Although most of the movie is a bit forgettable as a whole, there is one scene in the last third that, to me, pretty much makes the movie. It involves Alice and Tim helping an injured elderly woman, who has had a bad fall, back to her apartment. After finishing their good Samaritans act for the night, the scene develops into an interesting and sudden game of pretend, where as part of mundane conversation Alice starts telling the lady about her and Tom’s fictional life together. Tom suddenly finds himself not only complicit in the charade, but also strangely immersed in it once he starts pretending to be a doctor to play along with Alice’s given fake narrative. Apart from the dubious nature of the deceit, the scene is oddly adorable, as it allows Tom to experience and share the thrill and wonder of pretending to be someone else with Alice, while also allowing him to understand Alice in a completely new level. It’s also kinda cool because the old woman in the scene is played by Kathy Bates, and her husband is none other than Danny Glover, both doing a surprise appearances in the movie that I was not expecting.

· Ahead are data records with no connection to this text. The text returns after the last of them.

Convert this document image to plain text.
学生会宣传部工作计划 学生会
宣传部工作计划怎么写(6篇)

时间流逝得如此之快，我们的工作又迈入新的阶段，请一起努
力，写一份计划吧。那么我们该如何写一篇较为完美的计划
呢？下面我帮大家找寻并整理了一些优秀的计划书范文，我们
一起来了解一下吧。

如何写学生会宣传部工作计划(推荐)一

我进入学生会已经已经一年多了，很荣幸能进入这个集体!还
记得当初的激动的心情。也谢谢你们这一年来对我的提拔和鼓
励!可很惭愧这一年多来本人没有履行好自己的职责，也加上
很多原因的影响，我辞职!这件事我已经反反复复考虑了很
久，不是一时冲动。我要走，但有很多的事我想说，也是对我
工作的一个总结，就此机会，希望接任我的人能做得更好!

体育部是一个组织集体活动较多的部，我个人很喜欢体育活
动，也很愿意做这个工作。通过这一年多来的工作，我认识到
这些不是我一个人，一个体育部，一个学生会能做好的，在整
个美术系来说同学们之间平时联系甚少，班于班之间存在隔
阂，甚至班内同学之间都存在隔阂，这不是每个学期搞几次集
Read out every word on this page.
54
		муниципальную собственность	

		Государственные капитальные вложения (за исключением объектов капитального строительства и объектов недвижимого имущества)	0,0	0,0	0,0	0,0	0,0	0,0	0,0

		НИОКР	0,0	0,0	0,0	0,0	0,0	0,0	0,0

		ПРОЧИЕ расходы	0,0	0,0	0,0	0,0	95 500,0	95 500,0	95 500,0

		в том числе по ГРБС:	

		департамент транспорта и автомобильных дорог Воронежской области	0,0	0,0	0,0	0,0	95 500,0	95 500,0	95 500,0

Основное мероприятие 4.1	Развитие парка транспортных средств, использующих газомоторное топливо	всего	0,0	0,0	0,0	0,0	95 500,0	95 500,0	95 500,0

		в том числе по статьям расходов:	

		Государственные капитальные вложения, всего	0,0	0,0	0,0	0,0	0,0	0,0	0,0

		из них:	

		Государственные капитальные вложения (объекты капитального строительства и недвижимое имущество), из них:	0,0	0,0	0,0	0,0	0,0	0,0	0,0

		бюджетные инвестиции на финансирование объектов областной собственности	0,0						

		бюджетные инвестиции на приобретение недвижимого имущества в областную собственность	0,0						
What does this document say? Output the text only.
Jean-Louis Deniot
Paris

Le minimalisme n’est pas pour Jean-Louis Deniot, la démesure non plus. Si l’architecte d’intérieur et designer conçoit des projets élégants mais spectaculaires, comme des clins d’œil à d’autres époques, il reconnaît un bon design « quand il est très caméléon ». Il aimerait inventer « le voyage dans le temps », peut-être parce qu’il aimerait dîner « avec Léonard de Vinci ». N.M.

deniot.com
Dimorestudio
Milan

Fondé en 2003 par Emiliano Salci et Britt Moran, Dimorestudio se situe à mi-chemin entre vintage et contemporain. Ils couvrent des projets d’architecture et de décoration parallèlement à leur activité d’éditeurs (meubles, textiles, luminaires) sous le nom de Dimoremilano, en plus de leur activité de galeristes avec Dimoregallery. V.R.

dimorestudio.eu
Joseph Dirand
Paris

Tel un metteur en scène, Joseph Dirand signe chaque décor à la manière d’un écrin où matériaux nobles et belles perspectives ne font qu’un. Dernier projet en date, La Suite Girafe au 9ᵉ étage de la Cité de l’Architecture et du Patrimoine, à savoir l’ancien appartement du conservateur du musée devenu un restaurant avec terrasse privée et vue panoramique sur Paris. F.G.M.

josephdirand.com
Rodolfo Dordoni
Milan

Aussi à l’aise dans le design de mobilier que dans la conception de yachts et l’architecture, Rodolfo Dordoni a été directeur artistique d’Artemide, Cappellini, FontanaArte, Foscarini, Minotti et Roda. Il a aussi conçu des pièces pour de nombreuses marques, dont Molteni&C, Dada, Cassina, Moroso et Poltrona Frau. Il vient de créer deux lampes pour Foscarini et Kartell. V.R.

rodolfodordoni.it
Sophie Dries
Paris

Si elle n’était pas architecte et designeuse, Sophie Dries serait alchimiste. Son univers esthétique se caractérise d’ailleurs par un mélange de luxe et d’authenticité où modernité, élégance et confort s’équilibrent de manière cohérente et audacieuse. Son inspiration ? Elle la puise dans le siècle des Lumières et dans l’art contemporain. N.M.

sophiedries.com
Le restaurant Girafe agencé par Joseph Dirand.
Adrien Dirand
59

The only real major flaw the movie has, to me at least, is that the movie has no real climax, it sort of just comes to an end with no real sense of closure. Nothing is really accomplished between Tom and Alice. The night is just over and they simply separate once more. Tom is seen returning home to his wife, while we see Alice abandoning her current life in order to disappear to the crowd, only to later reemerge as someone completely new again. I suppose something is gained in the sense that Tom finally got answers to Alice’s original disappearance and they more or less make peace and even sort of bond over it, and that indirectly helps Tom to reconcile with his wife, but there is nothing particularly major or significant to take way from the movie. I guess the issue I have is that it’s not particularly satisfying. You’re sort of left to want more. But I suppose that’s life for you. Maybe in ten years we can have another movie where Tom and Alice meet again. It could be a bit like Richard Linklater’s Before trilogy.